With the diesel fuel signed for and the lead Geep now running well on that farm tractor fuel, Bob started train 965 up the
hill out of Strathmore and soon it was up to top speed for the uneventful 32 mile run into Alyth where we arrived and
yarded the train, put the two Geeps on the shop track and, along with our passenger from Cluny started for our homes. It
was well past one a.m. by this the time as I stopped in front of the section foreman's house in the part of east Calgary called
Bridgeland and he insisted that I come in and have a drink of home made Italian wine with he and his wife. I declined but
he insisted so it was to be one small glass !
Not a chance, however! After all it was almost Christmas.

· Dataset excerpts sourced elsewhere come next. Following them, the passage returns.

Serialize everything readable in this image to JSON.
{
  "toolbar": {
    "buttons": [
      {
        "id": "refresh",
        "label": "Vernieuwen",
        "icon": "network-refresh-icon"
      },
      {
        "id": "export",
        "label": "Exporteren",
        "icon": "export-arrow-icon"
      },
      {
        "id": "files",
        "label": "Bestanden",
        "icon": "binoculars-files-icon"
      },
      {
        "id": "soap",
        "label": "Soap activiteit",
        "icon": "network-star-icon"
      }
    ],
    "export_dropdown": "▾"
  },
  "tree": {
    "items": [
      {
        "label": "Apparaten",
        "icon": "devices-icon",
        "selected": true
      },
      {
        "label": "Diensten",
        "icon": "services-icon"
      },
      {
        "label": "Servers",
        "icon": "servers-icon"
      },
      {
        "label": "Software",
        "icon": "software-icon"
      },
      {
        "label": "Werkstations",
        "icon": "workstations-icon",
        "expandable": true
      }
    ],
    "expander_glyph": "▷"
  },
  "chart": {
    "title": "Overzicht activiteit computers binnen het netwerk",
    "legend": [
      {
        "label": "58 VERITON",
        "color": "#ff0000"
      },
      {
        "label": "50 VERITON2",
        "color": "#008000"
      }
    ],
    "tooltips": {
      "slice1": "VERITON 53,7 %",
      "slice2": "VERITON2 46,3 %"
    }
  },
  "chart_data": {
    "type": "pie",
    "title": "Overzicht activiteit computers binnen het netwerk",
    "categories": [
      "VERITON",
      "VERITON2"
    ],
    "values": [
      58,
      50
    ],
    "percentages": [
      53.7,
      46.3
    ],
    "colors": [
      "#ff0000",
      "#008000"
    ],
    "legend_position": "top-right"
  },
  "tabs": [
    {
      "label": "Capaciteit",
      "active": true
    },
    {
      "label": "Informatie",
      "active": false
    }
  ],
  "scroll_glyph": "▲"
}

He filled up a good sized tumbler with the heavy dark red brew
and brought out a bowel of anchovies in tomato sauce to nibble on. In a few minutes his wife went back to bed and I
thought that I was going to be able to leave but just then his younger brother, who lived with them, came home and
nothing would do but to fill the tumblers up again and talk about how the Italians had suffered, at the hands of the
Germans, during the past war.
It must have been two a.m. when I was able to get away from there to drive very carefully home. Thank goodness there
were no police breathalyzer road checks in those days or I would have failed it for sure. It was straight to bed for me and
when my wife woke me around ten in the morning she asked why I'd left our old car on the street' (I had tried three
times and still couldn't get it into the garage) When I explained and then complained that I had the biggest headache of
all time she just said that it served me right and that I should have known better.
I learned one thing though and that is that home made Italian wine (vino) is dynamite and that I wasn't ever going to try
anything like that again. My engineer sure gave me a bad time when told him about my experience the next trip.